Fuelled by a determination to fight back against a rare incurable genetic disorder that emerged in seemingly healthy baby girls and began robbing them of their developmental milestones, The Kids Research Institute Australia researchers set out on a worldwide search to find out all they could about Rett syndrome.
Looking well beyond the 30 families affected in WA, they established an Australian population-based longitudinal study group (AussieRett) and a world-first international database of thousands (InterRett) that have highlighted crucial similarities and differences.
Insights were revealed through extensive parent questionnaires on the challenges of daily living as regression occurs, when ability to talk and walk may be lost. Also through DNA sampling, video footage and health and wellbeing updates.
Collected with the aim of improving quality of life, these have already contributed significantly to the on-going quest to find a cure and prevent the severe disability.
Parent and carer feedback has continued to steer the research of Dr Helen Leonard and Dr Jenny Downs and the Institute team to uncover unmet needs, reasons for misdiagnosis and links between genetic findings and clinical characteristics.
Also, it has led to them formulating comprehensive guidelines for the clinical assessment and management of complications such as scoliosis, gastrointestinal issues and poor growth, nutrition and bone health.
Focused on better treatment, care and comfort, these well-circulated guidelines are already showing the potential to contribute to improving life expectancy. Institute-collected data has revealed that girls with severe scoliosis who have a spinal fusion are usually healthier and have a longer life expectancy than those who do not have a fusion. Scoliosis has a squashing down effect on the lungs that compromises respiratory function.
Other important findings have come from research collaboration between The Kids Research Institute Australia and Israel, which led to the identification of a genetic variation that influences the severity of Rett syndrome symptoms. The discovery was made of a correlation between the severity of clinical symptoms and a common brain-derived neurotrophic factor (BDNF) polymorphism.
“We have listened to what families have told us are their concerns and exactly what they wanted to know,” Dr Downs said. “And what we have produced really is world first material.”

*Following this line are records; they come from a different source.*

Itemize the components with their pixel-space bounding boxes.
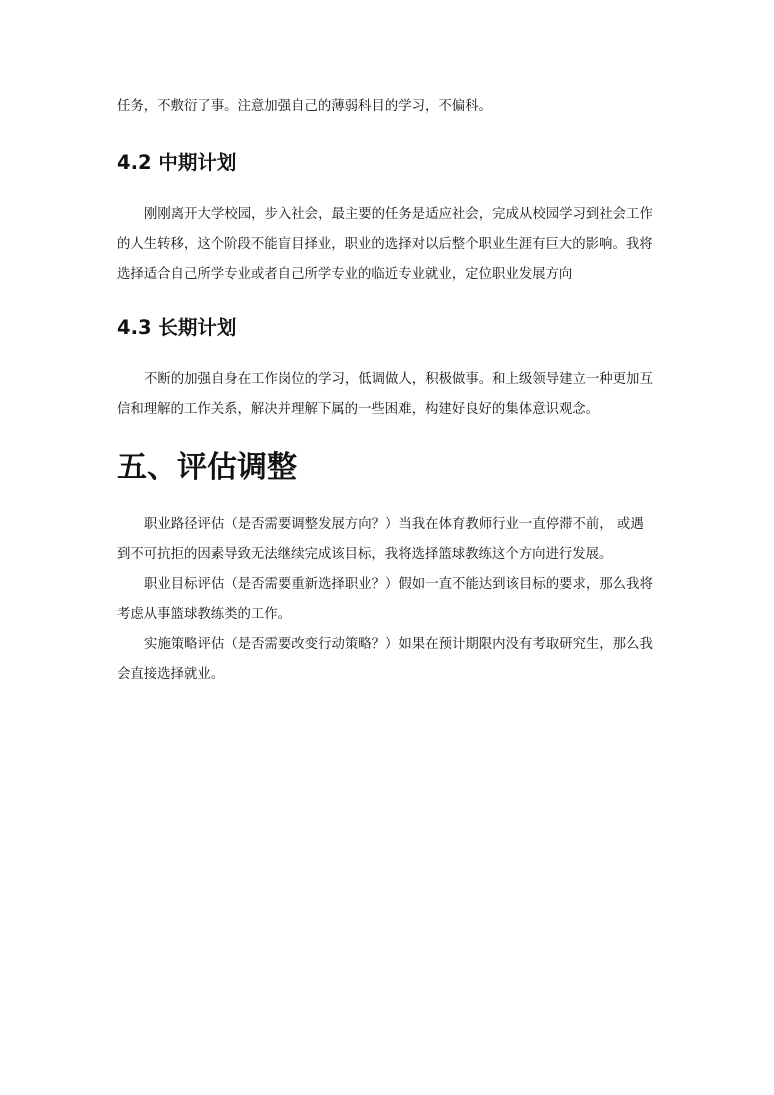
text-line: 不断的加强自身在工作岗位的学习，低调做人，积极做事。和上级领导建立一种更加互 — [144, 372, 653, 387]
text-line: 选择适合自己所学专业或者自己所学专业的临近专业就业，定位职业发展方向 — [117, 267, 573, 282]
text-line: 任务，不敷衍了事。注意加强自己的薄弱科目的学习，不偏科。 — [117, 99, 492, 114]
text-line: 会直接选择就业。 — [117, 667, 225, 682]
text-line: 到不可抗拒的因素导致无法继续完成该目标，我将选择篮球教练这个方向进行发展。 — [117, 547, 613, 562]
paragraph-path-evaluation — [117, 510, 659, 570]
text-line: 职业路径评估（是否需要调整发展方向？）当我在体育教师行业一直停滞不前， 或遇 — [144, 517, 644, 532]
text-line: 信和理解的工作关系，解决并理解下属的一些困难，构建好良好的集体意识观念。 — [117, 402, 600, 417]
text-line: 刚刚离开大学校园，步入社会，最主要的任务是适应社会，完成从校园学习到社会工作 — [144, 207, 653, 222]
paragraph-long-term-plan — [117, 365, 659, 425]
paragraph-medium-term-plan — [117, 200, 659, 290]
text-line: 的人生转移，这个阶段不能盲目择业，职业的选择对以后整个职业生涯有巨大的影响。我将 — [117, 237, 653, 252]
paragraph-strategy-evaluation — [117, 630, 659, 690]
text-line: 职业目标评估（是否需要重新选择职业？）假如一直不能达到该目标的要求，那么我将 — [144, 577, 653, 592]
section-heading-4-3: 4.3 长期计划 — [117, 316, 237, 339]
chapter-heading-evaluation: 五、评估调整 — [117, 450, 297, 485]
text-line: 考虑从事篮球教练类的工作。 — [117, 607, 292, 622]
text-line: 实施策略评估（是否需要改变行动策略？）如果在预计期限内没有考取研究生，那么我 — [144, 637, 653, 652]
paragraph-goal-evaluation — [117, 570, 659, 630]
section-heading-4-2: 4.2 中期计划 — [117, 151, 237, 174]
paragraph-continuation — [117, 92, 659, 122]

Amongst all of this, Dr Leonard and Dr Downs have still found time to act as advocates for their Rett syndrome families, informing physicians and surgeons of their needs and producing easy-to read guides to treatment and care. Also, they personally answer, between them, an average of two to three phone calls a week from parents and carers with questions on research insights into vital day-to-day matters such as sleep and feeding.
“We have been told that we have put Rett syndrome on the map and that is fantastic,” said Dr Downs.

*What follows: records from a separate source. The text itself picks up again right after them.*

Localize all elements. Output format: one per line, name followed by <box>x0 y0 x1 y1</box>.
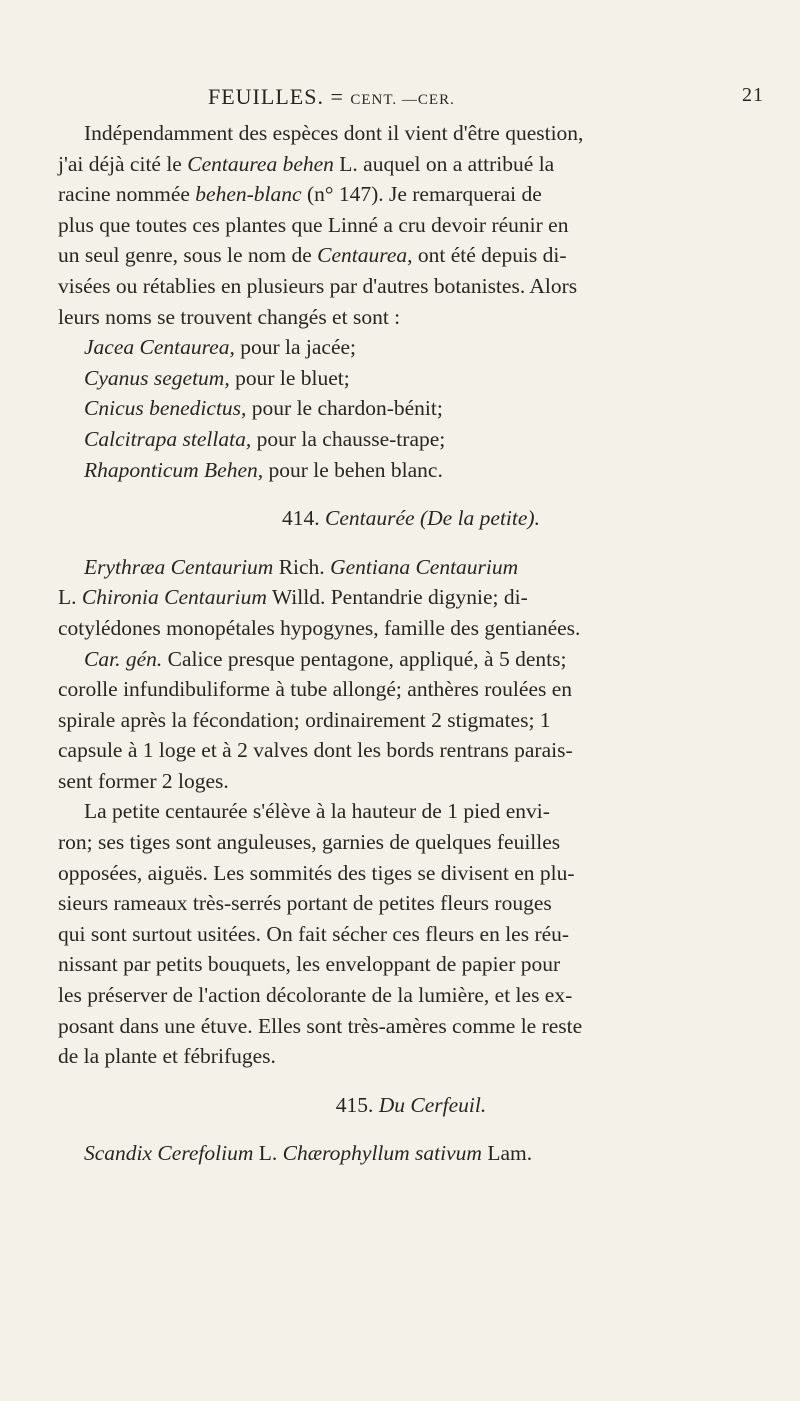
paragraph-synonyms-414: Erythræa Centaurium Rich. Gentiana Centaurium L. Chironia Centaurium Willd. Pentandrie digynie; di- cotylédones monopétales hypogynes, famille des gentianées. <box>58 554 581 640</box>
synonym-list <box>84 332 764 485</box>
paragraph-description: La petite centaurée s'élève à la hauteur de 1 pied envi- ron; ses tiges sont anguleuses, garnies de quelques feuilles opposées, aiguës. Les sommités des tiges se divisent en plu- sieurs rameaux très-serrés portant de petites fleurs rouges qui sont surtout usitées. On fait sécher ces fleurs en les réu- nissant par petits bouquets, les enveloppant de papier pour les préserver de l'action décolorante de la lumière, et les ex- posant dans une étuve. Elles sont très-amères comme le reste de la plante et fébrifuges. <box>58 799 583 1069</box>
section-heading-415: 415. Du Cerfeuil. <box>335 1092 487 1117</box>
list-item: Rhaponticum Behen, pour le behen blanc. <box>84 457 443 482</box>
list-item: Calcitrapa stellata, pour la chausse-trape; <box>84 426 446 451</box>
page-body <box>58 118 764 1169</box>
paragraph-intro: Indépendamment des espèces dont il vient d'être question, j'ai déjà cité le Centaurea behen L. auquel on a attribué la racine nommée behen-blanc (n° 147). Je remarquerai de plus que toutes ces plantes que Linné a cru devoir réunir en un seul genre, sous le nom de Centaurea, ont été depuis di- visées ou rétablies en plusieurs par d'autres botanistes. Alors leurs noms se trouvent changés et sont : <box>58 121 584 329</box>
list-item: Cyanus segetum, pour le bluet; <box>84 365 350 390</box>
page-number: 21 <box>742 84 764 106</box>
header-title: FEUILLES. = CENT. —CER. <box>208 84 455 109</box>
list-item: Cnicus benedictus, pour le chardon-bénit; <box>84 396 443 421</box>
section-heading-414: 414. Centaurée (De la petite). <box>282 506 540 531</box>
running-header <box>58 84 764 114</box>
paragraph-characters: Car. gén. Calice presque pentagone, appliqué, à 5 dents; corolle infundibuliforme à tube allongé; anthères roulées en spirale après la fécondation; ordinairement 2 stigmates; 1 capsule à 1 loge et à 2 valves dont les bords rentrans parais- sent former 2 loges. <box>58 646 573 793</box>
list-item: Jacea Centaurea, pour la jacée; <box>84 335 357 360</box>
paragraph-synonyms-415: Scandix Cerefolium L. Chærophyllum sativum Lam. <box>84 1141 533 1166</box>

Only twenty years ago, Rett syndrome was a relatively unknown disorder. Around this time, Dr Leonard was inspired to switch her focus to investigating rare conditions, when witnessing the distress of a family that only had a small paragraph in a medical text to guide the care of their child.
“When I started my research in 1993, we did not even know that it was a genetic disorder,” said Dr Leonard.
“And until it was clinically defined, girls with Rett syndrome were often misdiagnosed as having a physical disability such as cerebral palsy or a developmental disorder like autism.
“When diagnostic testing became available, for a couple of years we went back and collected DNA on all the children and identified if they had a mutation or not.
“Through this, we found that children who had a milder form of Rett syndrome and milder mutations were often being missed until they were much older, 10 to 14 years, and, on occasion, until adulthood.
“And whilst Rett syndrome is associated with a gene on the X chromosome, our research has shown that boys can also develop the disorder.”
When Dr Downs joined the study 10 years ago, she knew she was in for the long haul.
“There were many very beautiful girls who were being looked after so well by their families in homes all around Australia, and there were characteristics about this situation that had an extraordinary impact on me,” she said.
“That the girls were developing fairly normally and then their lives turned upside down with the onset of regression, when skills were lost. And I could not believe that that could happen.
“It really inspired me to get very involved, to understand more about this condition and help out.”
Rett syndrome
A severe neurodevelopmental disorder mostly affecting females. Those with the condition appear to develop normally until 6 to 18 months of age when they enter a period of regression, lose speech and motor skills and develop repetitive hand movements. Common problems include seizures, irregular breathing patterns, spinal curvature, low bone density and gastrointestinal and sleeping issues. In 1999, a mutation in the MECP2 gene on the X chromosome was found to be associated with the disorder. Most mutations are sporadic (not inherited).
Marlee
The Kids Research Institute Australia proved to be a “lifeline” for parents Rebecca and John Watson as Rett syndrome “trapped” their precious 5-year-old daughter Marlee and robbed her of the ability to walk and talk.
It is through Dr Leonard and Dr Downs, that they have learnt how to ensure she lives her life “to the fullest”. Now, the parents are armed with much-needed medical and communications strategies and life stories of others who achieved their desired goals.
“They are only a phone call away and are always available,” said Rebecca.
And in the first few months of “stumbling in the wilderness” after diagnosis, the researchers had calmed the family and strengthened their determination.
“After talking to them, I came away thinking, ‘Yes, we can do this’,” said John.